This process happens so fast that we can’t conceive or comprehend it. You can’t see a single one of those nerves because they’re invisible to the eye. But if you ripped those nerves out of your body, nothing could be produced.

In addition to my work as the author, there are editors, researchers, and other talented people who help craft these books. Each book goes through multiple levels of editing, typesetting, proofreading, and design. Someone must send the manuscript to the printer and ensure that the printed books are delivered on time. Contacts are made with distributors, and then finally the books are delivered to bookstores, where someone unpacks them and displays them on bookshelves. Eventually they are sold by someone who works at a sales desk. My name appears on the cover because I undertook the monumental job of writing the book, but if I were the only one involved in the process, those words would be nothing more than a file on my computer. Yes, there are many necessary parts to the successful publishing of a book, and every part is important.

The same is true with our TV ministry. Denise and I are the faces seen on our television program and on the Internet all over the former USSR. However, there are also cameramen who stand behind cameras, editors who edit programs, and individuals who contact the TV stations and ensure the programs are delivered on time. It takes a dedicated team of people working interdependently toward a common goal to produce this TV program and see that it reaches the masses with the teaching of God’s Word.
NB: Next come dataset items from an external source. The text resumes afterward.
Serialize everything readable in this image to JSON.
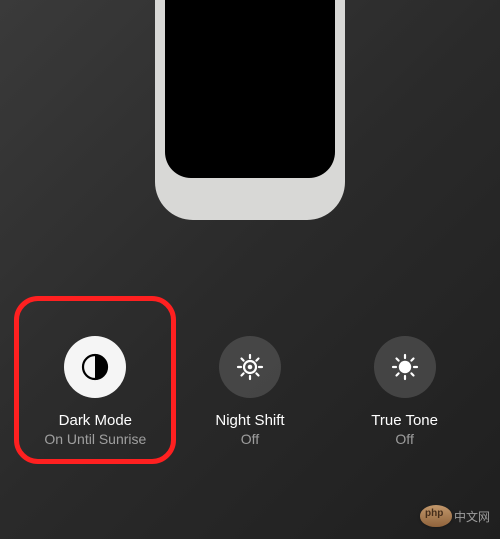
{
  "controls": [
    {
      "title": "Dark Mode",
      "status": "On Until Sunrise",
      "active": true
    },
    {
      "title": "Night Shift",
      "status": "Off",
      "active": false
    },
    {
      "title": "True Tone",
      "status": "Off",
      "active": false
    }
  ],
  "watermark": {
    "text": "中文网"
  }
}
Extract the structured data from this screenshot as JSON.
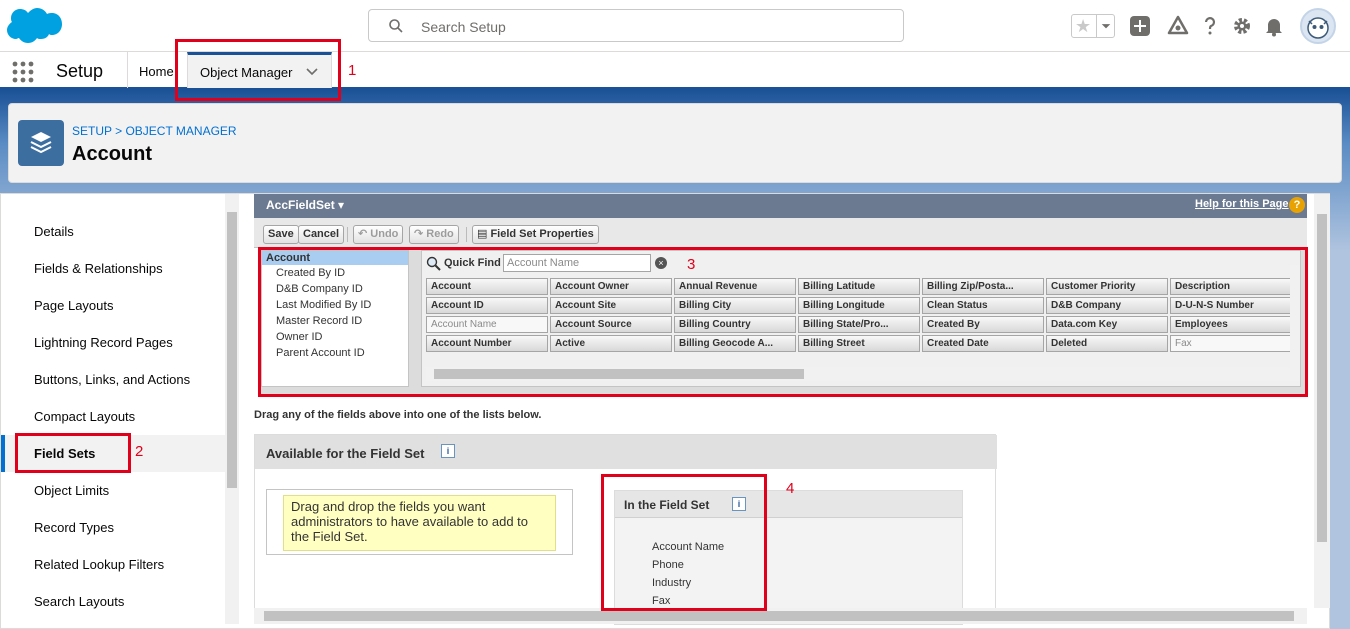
{
  "header": {
    "search_placeholder": "Search Setup",
    "icons": [
      "salesforce-logo",
      "search-icon",
      "favorites-star-icon",
      "add-icon",
      "trailhead-icon",
      "help-icon",
      "gear-icon",
      "bell-icon",
      "avatar"
    ]
  },
  "nav": {
    "app_name": "Setup",
    "home_label": "Home",
    "active_tab": "Object Manager"
  },
  "page_header": {
    "breadcrumb": "SETUP > OBJECT MANAGER",
    "title": "Account"
  },
  "sidebar": {
    "items": [
      {
        "label": "Details"
      },
      {
        "label": "Fields & Relationships"
      },
      {
        "label": "Page Layouts"
      },
      {
        "label": "Lightning Record Pages"
      },
      {
        "label": "Buttons, Links, and Actions"
      },
      {
        "label": "Compact Layouts"
      },
      {
        "label": "Field Sets"
      },
      {
        "label": "Object Limits"
      },
      {
        "label": "Record Types"
      },
      {
        "label": "Related Lookup Filters"
      },
      {
        "label": "Search Layouts"
      }
    ],
    "active_index": 6
  },
  "field_set": {
    "name": "AccFieldSet",
    "help_link": "Help for this Page",
    "toolbar": {
      "save": "Save",
      "cancel": "Cancel",
      "undo": "Undo",
      "redo": "Redo",
      "properties": "Field Set Properties"
    },
    "tree": {
      "root": "Account",
      "children": [
        "Created By ID",
        "D&B Company ID",
        "Last Modified By ID",
        "Master Record ID",
        "Owner ID",
        "Parent Account ID"
      ]
    },
    "quick_find": {
      "label": "Quick Find",
      "placeholder": "Account Name"
    },
    "grid": [
      [
        "Account",
        "Account Owner",
        "Annual Revenue",
        "Billing Latitude",
        "Billing Zip/Posta...",
        "Customer Priority",
        "Description"
      ],
      [
        "Account ID",
        "Account Site",
        "Billing City",
        "Billing Longitude",
        "Clean Status",
        "D&B Company",
        "D-U-N-S Number"
      ],
      [
        "Account Name",
        "Account Source",
        "Billing Country",
        "Billing State/Pro...",
        "Created By",
        "Data.com Key",
        "Employees"
      ],
      [
        "Account Number",
        "Active",
        "Billing Geocode A...",
        "Billing Street",
        "Created Date",
        "Deleted",
        "Fax"
      ]
    ],
    "used_fields": [
      "Account Name",
      "Fax"
    ],
    "drag_hint": "Drag any of the fields above into one of the lists below.",
    "available": {
      "title": "Available for the Field Set",
      "note": "Drag and drop the fields you want administrators to have available to add to the Field Set."
    },
    "in_set": {
      "title": "In the Field Set",
      "items": [
        "Account Name",
        "Phone",
        "Industry",
        "Fax"
      ]
    }
  },
  "annotations": [
    "1",
    "2",
    "3",
    "4"
  ],
  "colors": {
    "brand_blue": "#1b5297",
    "link_blue": "#0070d2",
    "annotation_red": "#e0001b"
  }
}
My own part in writing books and recording TV programs is crucial, but it’s only a “part” of the total process. Nothing would happen if I didn’t do my part, but my part would be fruitless without the help of others fulfilling their own vital roles. Keeping this in mind helps me appreciate everyone else’s role as much as I value my own in an assignment. It also helps me remember that we are interdependent upon each other in the Body of Christ.
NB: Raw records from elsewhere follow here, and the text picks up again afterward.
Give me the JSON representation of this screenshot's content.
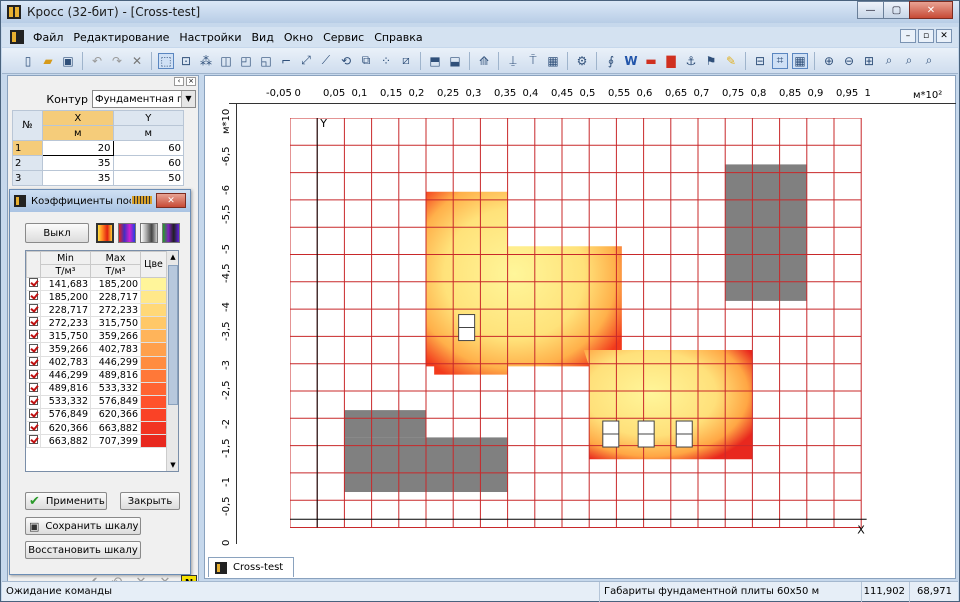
{
  "window": {
    "title": "Кросс (32-бит) - [Cross-test]",
    "caps": {
      "min": "—",
      "max": "▢",
      "close": "✕"
    }
  },
  "menu": [
    "Файл",
    "Редактирование",
    "Настройки",
    "Вид",
    "Окно",
    "Сервис",
    "Справка"
  ],
  "mdi_caps": [
    "–",
    "▫",
    "✕"
  ],
  "left_panel": {
    "contour_label": "Контур",
    "contour_value": "Фундаментная плит",
    "table": {
      "headers": [
        "№",
        "X",
        "Y"
      ],
      "units": [
        "м",
        "м"
      ],
      "rows": [
        {
          "n": "1",
          "x": "20",
          "y": "60"
        },
        {
          "n": "2",
          "x": "35",
          "y": "60"
        },
        {
          "n": "3",
          "x": "35",
          "y": "50"
        }
      ]
    }
  },
  "dialog": {
    "title": "Коэффициенты пос",
    "off_button": "Выкл",
    "columns": {
      "min": "Min",
      "max": "Max",
      "color": "Цве",
      "unit_min": "Т/м³",
      "unit_max": "Т/м³"
    },
    "rows": [
      {
        "min": "141,683",
        "max": "185,200",
        "color": "#fff59a"
      },
      {
        "min": "185,200",
        "max": "228,717",
        "color": "#ffe88a"
      },
      {
        "min": "228,717",
        "max": "272,233",
        "color": "#ffd878"
      },
      {
        "min": "272,233",
        "max": "315,750",
        "color": "#ffc868"
      },
      {
        "min": "315,750",
        "max": "359,266",
        "color": "#ffb45a"
      },
      {
        "min": "359,266",
        "max": "402,783",
        "color": "#ffa04c"
      },
      {
        "min": "402,783",
        "max": "446,299",
        "color": "#ff8c40"
      },
      {
        "min": "446,299",
        "max": "489,816",
        "color": "#ff7838"
      },
      {
        "min": "489,816",
        "max": "533,332",
        "color": "#ff6432"
      },
      {
        "min": "533,332",
        "max": "576,849",
        "color": "#ff522c"
      },
      {
        "min": "576,849",
        "max": "620,366",
        "color": "#fa4226"
      },
      {
        "min": "620,366",
        "max": "663,882",
        "color": "#f23422"
      },
      {
        "min": "663,882",
        "max": "707,399",
        "color": "#e8281e"
      }
    ],
    "apply": "Применить",
    "close": "Закрыть",
    "save_scale": "Сохранить шкалу",
    "restore_scale": "Восстановить шкалу"
  },
  "drawing": {
    "x_unit": "м*10²",
    "y_unit": "м*10",
    "x_ticks": [
      "-0,05",
      "0",
      "0,05",
      "0,1",
      "0,15",
      "0,2",
      "0,25",
      "0,3",
      "0,35",
      "0,4",
      "0,45",
      "0,5",
      "0,55",
      "0,6",
      "0,65",
      "0,7",
      "0,75",
      "0,8",
      "0,85",
      "0,9",
      "0,95",
      "1"
    ],
    "y_ticks": [
      "-6,5",
      "-6",
      "-5,5",
      "-5",
      "-4,5",
      "-4",
      "-3,5",
      "-3",
      "-2,5",
      "-2",
      "-1,5",
      "-1",
      "-0,5",
      "0"
    ],
    "axis_x_label": "X",
    "axis_y_label": "Y",
    "colors": {
      "grid": "#c8282a",
      "void": "#808080"
    }
  },
  "tabs": [
    "Cross-test"
  ],
  "status": {
    "message": "Ожидание команды",
    "info": "Габариты фундаментной плиты 60х50 м",
    "coord_x": "111,902",
    "coord_y": "68,971"
  }
}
Consider all the “invisible” members in the Body of Christ who work for the Lord behind the scenes. I’m talking about those you never see on a platform, behind a pulpit, or over the airwaves on a television broadcast. Every part of the Body of Christ is vital and necessary. Oh, how we need to be thankful for the invisible people who play critical roles in the functioning of the Body of Christ! They are just as important as the more visible roles people play, and often, they are even more important!

Paul makes this truth abundantly clear in Romans 12:6 (AMPC ), where he wrote, “Having gifts (faculties, talents, qualities) that differ according to the grace given us…” Every person has been given a grace to employ in service to God and the Body of Christ. You may feel drawn to practical areas of service. Perhaps you’re called to teach others, or maybe you’re particularly gifted at encouraging people. Or maybe you’re especially motivated by compassion to rescue the lost and hurting.

Whatever gifts and graces God has given you, I highly encourage you to find your place in His house and serve. Don’t despise the “lowly” acts of service you may be called upon to fulfill along the way — they will qualify you for greater places of responsibility.


ather, I am amazed by Your design for the Body of Christ, with each of us interdependent upon the other. Alone we can do our small parts, but together we can accomplish a greater goal. I ask You to help me really see and understand this truth. I repent of the pride that has tried to creep in to make me despise small things or to hinder me from cooperating with others to fulfill my part in Your plan. I confess that these are areas where I need to grow. Father, You resist the proud, but You give grace to the humble. I ask You for Your grace to help me reach new levels in these areas so I can glorify You and be a true blessing to others.

I pray this in Jesus’ name!



I confess that I am well aware of my interdependence with others in the Body of Christ. You called us as a whole Body so that we may work properly and accomplish greater goals. I am not willing to be independent in the way I operate. By the grace of God working in me, I submit myself to God and resist the temptation to overestimate myself. I will appreciate those who are called alongside me to work, and I will humbly esteem their great value to God and also to me. The visible and less visible members are equally important, and as I walk with God, I am becoming ever more aware of my need to do my part, along with those who are called by God to do their own part.

I declare this by faith in Jesus’ name!



  1. What do you do independently that requires no one else’s participation but has a great impact on many people?
  2. What do you do that requires the cooperation of others in order to reach masses or even to be effective at reaching small groups of people?
  3. What gifts do you have that are effective and far-reaching all by yourself? The “small things” are qualifiers for larger assignments in the eyes of God. Have you learned to be faithful at doing small, almost unnoticeable assignments?